Haxe and JavaScript

Haxe logo

There used to be a website (an old one, where Haxe was spelled as "haXe") that got you started.

But that website is no more. I had already started with HaxeNode and it seems fitting to also document HaxeJS. I decided to get some of that back. Based upon the information from the old site and my own needs, I decided to document this.
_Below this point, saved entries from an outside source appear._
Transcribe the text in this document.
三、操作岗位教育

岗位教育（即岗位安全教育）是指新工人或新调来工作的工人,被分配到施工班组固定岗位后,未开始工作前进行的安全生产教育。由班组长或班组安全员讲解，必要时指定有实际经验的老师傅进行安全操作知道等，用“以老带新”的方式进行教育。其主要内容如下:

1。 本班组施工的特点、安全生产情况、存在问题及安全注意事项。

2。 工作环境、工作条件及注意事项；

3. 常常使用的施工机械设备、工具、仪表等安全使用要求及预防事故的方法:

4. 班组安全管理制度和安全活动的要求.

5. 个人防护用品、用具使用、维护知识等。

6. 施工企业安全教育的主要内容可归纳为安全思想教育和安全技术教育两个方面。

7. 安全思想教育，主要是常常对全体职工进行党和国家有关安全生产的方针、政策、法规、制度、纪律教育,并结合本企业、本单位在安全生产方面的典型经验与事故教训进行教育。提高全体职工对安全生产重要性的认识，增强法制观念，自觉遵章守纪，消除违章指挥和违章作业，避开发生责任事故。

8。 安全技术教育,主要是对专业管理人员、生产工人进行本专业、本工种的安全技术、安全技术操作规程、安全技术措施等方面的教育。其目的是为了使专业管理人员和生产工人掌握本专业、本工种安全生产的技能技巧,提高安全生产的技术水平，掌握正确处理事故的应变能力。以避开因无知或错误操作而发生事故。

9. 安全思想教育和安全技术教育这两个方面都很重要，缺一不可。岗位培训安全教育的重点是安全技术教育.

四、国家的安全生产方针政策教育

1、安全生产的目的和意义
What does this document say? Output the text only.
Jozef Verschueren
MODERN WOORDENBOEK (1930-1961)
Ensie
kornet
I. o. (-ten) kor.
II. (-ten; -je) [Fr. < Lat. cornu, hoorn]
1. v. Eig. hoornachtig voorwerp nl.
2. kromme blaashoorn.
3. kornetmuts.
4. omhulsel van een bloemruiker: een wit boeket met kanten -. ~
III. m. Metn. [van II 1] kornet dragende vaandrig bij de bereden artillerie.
I hope this will help you. If you think so, why not help with contribution to this tutorial site.

How will this help me?

It will get you started with JavaScript and Haxe. How to setup your project, install externs and how to work with them. This probably will never be a complete documentation but it will help you get started!

For whom is this?

For clever, cool and handsome developers. Duh! :D

  • Probably for JavaScript developers who already started with Haxe.
  • Developers who know that JavaScript sucks for bigger projects.
  • Developers who have tried CoffeeScript and TypeScript.
  • JavaScript developers who write more then a half a dozen classes.
  • Flash-developers looking for an AS3 replacement
  • Flash-developers starting with JS and trying to compete with plain JS-developers
  • Freelance developers working with JS
  • Small developers teams working on big projects

Documentation goals

I wanted to make contributing to this documentation as easy as possible.
That's why I use Markdown. Developers use it, but is just writing in plane English so everybody can write documentation!
This documentation hosted on Github - developers' favorite place to store code.
Even if you are not a developer and don't want to clone everything, you still can change the files on the website (you need account to login in and change the .md files). And as a final resort, you can leave your comments/suggestions/etc at the bottom of the page via Disqus.

Open-sourcing the documentation

I thought I was the first to try to write documentation and open-sourcing it this way, but others beat me.
Although I was already writing everything with markdown, it looked like a good idea to use Gitbook to "publish" it. Writing documentation is like writing a book.